Malgré les idées progressistes que les femmes peuvent participer activement à l’économie et accéder au marché du travail, il persiste encore un refus social et une exclusion nationale à l’encontre des femmes. La société considère que les voix des femmes ne sont pas importantes et ne contribuent pas à la prise de décision. Malgré les difficultés considérables, les femmes Yéménites ont atteint un record en matière d’activité économique et ont connu des succès continus en tant que travailleuses et entrepreneuses. Le nombre de femmes actives dans différents secteurs a atteint 75% en 2022, comparé aux années précédentes. Malgré toutes les guerres, les violences sociales et le siège masculin imposé aux femmes travailleuses au Yémen, elles ont fait une réelle différence dans l’amélioration et la promotion de l’économie nationale.
Une histoire de déplacement
Je ne savais pas que mon voyage serait la cause de ma perte totale. Je suis Mariam, une survivante des conséquences de la guerre. J’ai déménagé avec ma famille pour vivre dans une autre région. Nous appartenons à une famille aisée, mais nous avons tout perdu. Notre maison et le commerce de mon père ont disparu. Il ne nous reste rien, même mon père nous a quittés.
Je suis sortie vendre de l’encens sur le marché, mais je n’ai pas pu continuer à travailler. J’étais dans le pire endroit du marché, où nos besoins étaient ignorés. J’ai été traitée comme une paria, exposée aux critiques et à la violence. Les mots blessants étaient aussi simples et fréquents comme un simple bonjour. J’entendais des commentaires tels qu’il ne reste que les femmes pour travailler au marché et où est son père pour la protéger ? Les femmes devraient rester à la maison, sans pudeur. Toute femme qui quitte son foyer est dépréciée. Et bien d’autres propos de ce genre qui ont finalement abouti à mon expulsion du marché, simplement parce que j’étais une femme et qu’il était dégradant qu’une femme soit commerçante sur le marché.
La fin d’un rêve
Je m’appelle Hoor, veuve et orpheline en même temps. Mon enfant et moi vivons dans une zone semi-urbaine d’une province au Yémen, et après la mort de mon mari, nous n’avons trouvé personne pour nous offrir une vie digne. Personne de la famille de mon mari ne s’est soucié de moi et de mes enfants. Nous vivions une vie difficile, en dépendant de l’aide et de l’assistance de nos voisins. Mais la situation est devenue trop difficile et je n’ai pas pu rester debout.

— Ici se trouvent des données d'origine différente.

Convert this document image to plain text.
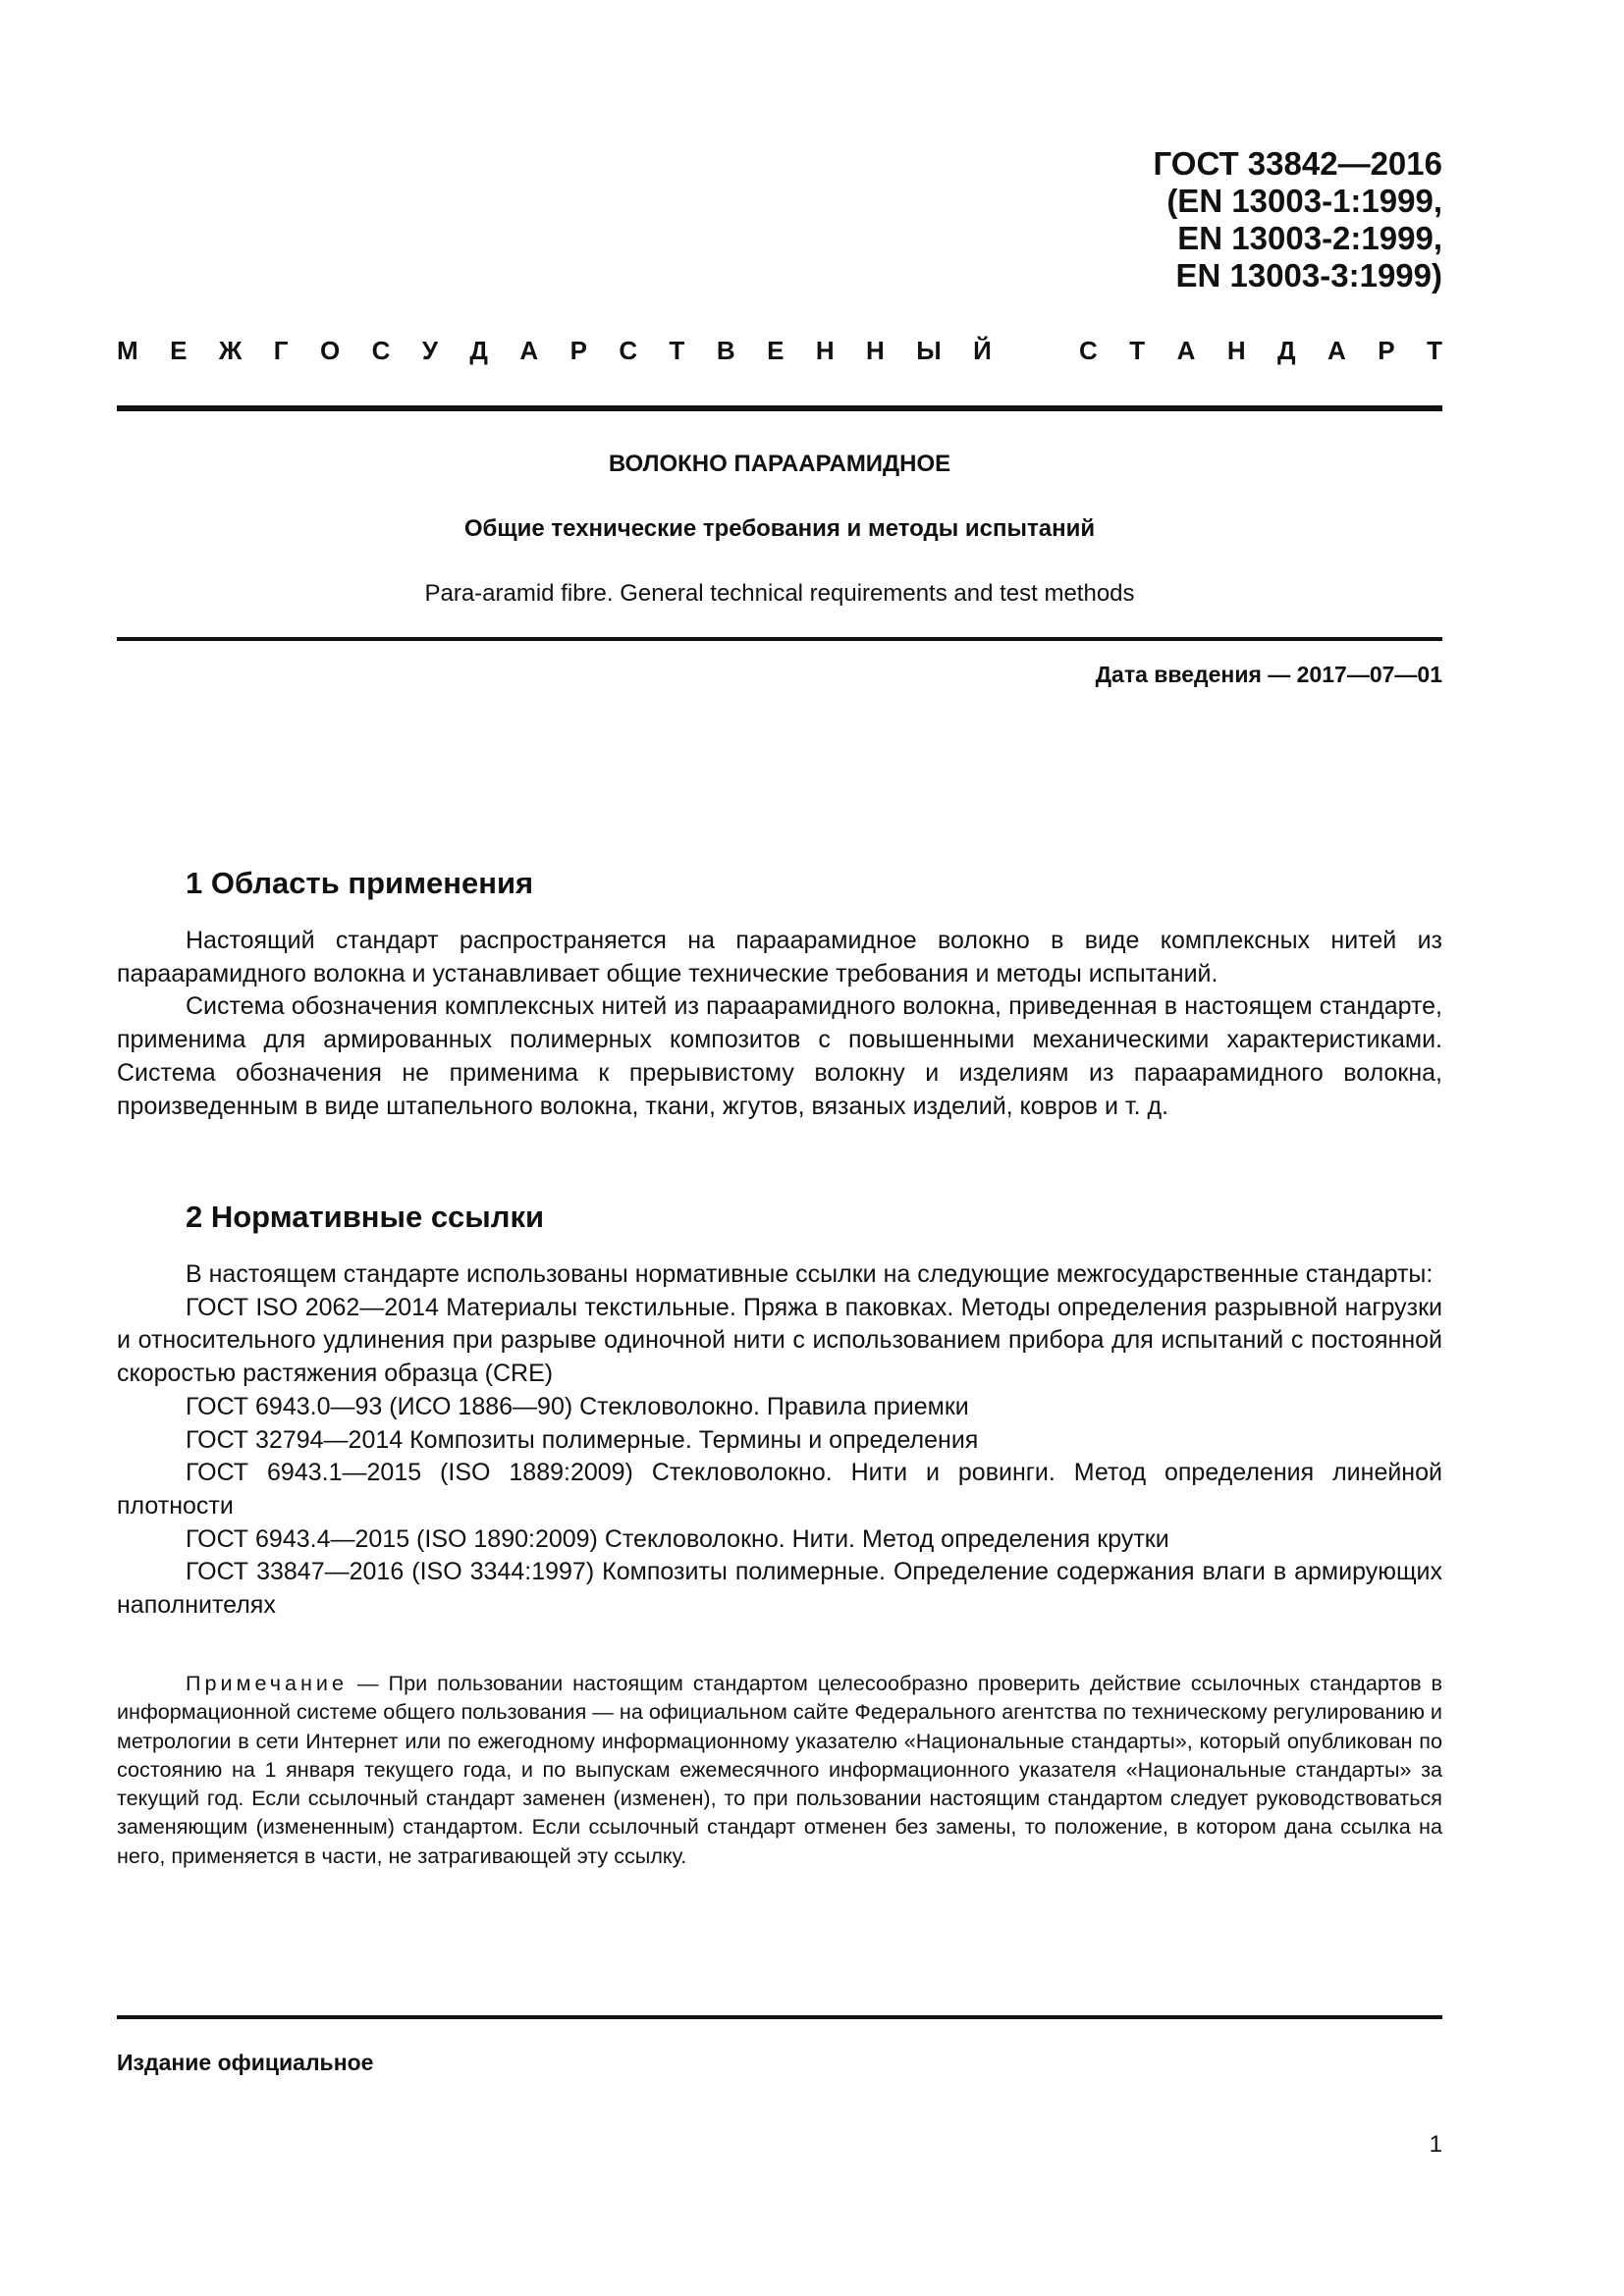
ГОСТ 33842—2016
(EN 13003-1:1999,
EN 13003-2:1999,
EN 13003-3:1999)
М Е Ж Г О С У Д А Р С Т В Е Н Н Ы Й	С Т А Н Д А Р Т
ВОЛОКНО ПАРААРАМИДНОЕ
Общие технические требования и методы испытаний
Para-aramid fibre. General technical requirements and test methods
Дата введения — 2017—07—01
1 Область применения

Настоящий стандарт распространяется на параарамидное волокно в виде комплексных нитей из параарамидного волокна и устанавливает общие технические требования и методы испытаний.

Система обозначения комплексных нитей из параарамидного волокна, приведенная в настоящем стандарте, применима для армированных полимерных композитов с повышенными механическими характеристиками. Система обозначения не применима к прерывистому волокну и изделиям из параарамидного волокна, произведенным в виде штапельного волокна, ткани, жгутов, вязаных изделий, ковров и т. д.

2 Нормативные ссылки

В настоящем стандарте использованы нормативные ссылки на следующие межгосударственные стандарты:

ГОСТ ISO 2062—2014 Материалы текстильные. Пряжа в паковках. Методы определения разрывной нагрузки и относительного удлинения при разрыве одиночной нити с использованием прибора для испытаний с постоянной скоростью растяжения образца (CRE)

ГОСТ 6943.0—93 (ИСО 1886—90) Стекловолокно. Правила приемки

ГОСТ 32794—2014 Композиты полимерные. Термины и определения

ГОСТ 6943.1—2015 (ISO 1889:2009) Стекловолокно. Нити и ровинги. Метод определения линейной плотности

ГОСТ 6943.4—2015 (ISO 1890:2009) Стекловолокно. Нити. Метод определения крутки

ГОСТ 33847—2016 (ISO 3344:1997) Композиты полимерные. Определение содержания влаги в армирующих наполнителях

Примечание — При пользовании настоящим стандартом целесообразно проверить действие ссылочных стандартов в информационной системе общего пользования — на официальном сайте Федерального агентства по техническому регулированию и метрологии в сети Интернет или по ежегодному информационному указателю «Национальные стандарты», который опубликован по состоянию на 1 января текущего года, и по выпускам ежемесячного информационного указателя «Национальные стандарты» за текущий год. Если ссылочный стандарт заменен (изменен), то при пользовании настоящим стандартом следует руководствоваться заменяющим (измененным) стандартом. Если ссылочный стандарт отменен без замены, то положение, в котором дана ссылка на него, применяется в части, не затрагивающей эту ссылку.

Издание официальное
1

J’ai commencé à apprendre avec une institution qui œuvre à l’autonomisation des femmes et leur offre une aide pour créer leur propre entreprise. J’ai suivi la formation, obtenu une subvention et ouvert une petite échoppe au centre du marché, étant la seule femme. J’ai réussi à prouver ma présence et mon respect là-bas, et mon projet a trouvé une clientèle fidèle, surtout des femmes, parce que je satisfaisais tous leurs besoins. Je me rendais en ville pour acheter de nouveaux articles à vendre. Il y avait un commerçant qui me combattait dans mon activité et empêchait les fournisseurs de traiter avec moi, arguant qu’une femme ne devrait pas être présente sur le marché comme un homme et cela uniquement parce que je lui faisais concurrence dans la vente de vêtements féminins. Mais il ne s’est pas arrêté là, il a commencé à propager des rumeurs que j’avais un comportement indigne.
Il a contacté les oncles de mes enfants et leur a raconté ces rumeurs. Malheureusement, ils l’ont cru sans vérification et je les ai trouvés devant moi sur le marché avec l’un de mes oncles. Ils m’ont humiliée et ont brisé tous les rêves que j’avais construits et la vie que j’avais façonnée, et ils se sont contentés de me renvoyer. Ils ont tiré sur moi en plein milieu du marché, devant mon petit rêve, pour que je serve d’exemple, comme ils disent, et pour laver leur honte. Et je ne sais pas quelle honte ils ont pour ce que j’ai fait.